Looks fab... I picked my first mtb in years yesterday.. I was posted a poll about the exact same pedal dilemma!

Edit just noticed the thread was from august


----------



## steven1988 (21 Oct 2018)

simon the viking said:


> Looks fab... I picked my first mtb in years yesterday.. I was posted a poll about the exact same pedal dilemma!
> 
> Edit just noticed the thread was from august



Come on then show us, what dis you get?


----------



## simon the viking (21 Oct 2018)

steven1988 said:


> Come on then show us, what dis you get?


Its a Python Rock.. Photos and story behind in thread a new


steven1988 said:


> Come on then show us, what dis you get?

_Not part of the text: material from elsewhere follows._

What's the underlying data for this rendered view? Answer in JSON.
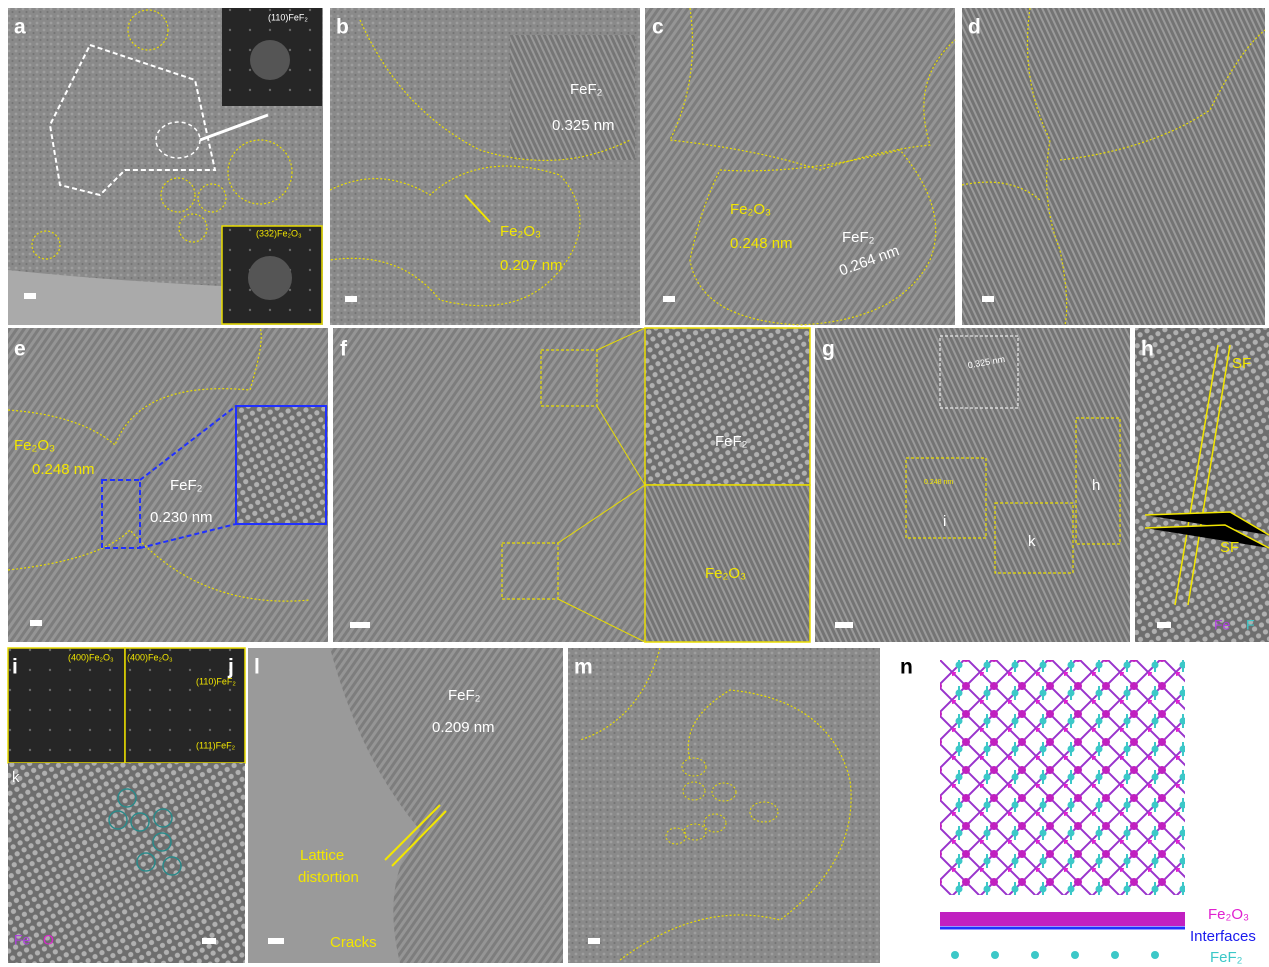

The story of acquisition is here... Not so much a purchase more of a deal done

https://www.cyclechat.net/threads/new-toy-on-its-way.241458/#post-5416463

And heres a photo


----------



## steven1988 (21 Oct 2018)

simon the viking said:


> Its a Python Rock.. Photos and story behind in thread a new
> 
> 
> The story of acquisition is here... Not so much a purchase more of a deal done
> ...



Oh yes i did read your Swap story just didnt link the profiles not a bad bit of business


----------



## simon the viking (21 Oct 2018)

steven1988 said:


> Oh yes i did read your Swap story just didnt link the profiles not a bad bit of business



Cracking deal as an expensive service was coming up.. Obviously labour cost to him is negligible as he can fit it in as when so only cost of sprockets and chain. Instead of having 2 bikes that did similiar things (a Defy and a Propel) ive got 2 totally different bikes now.


----------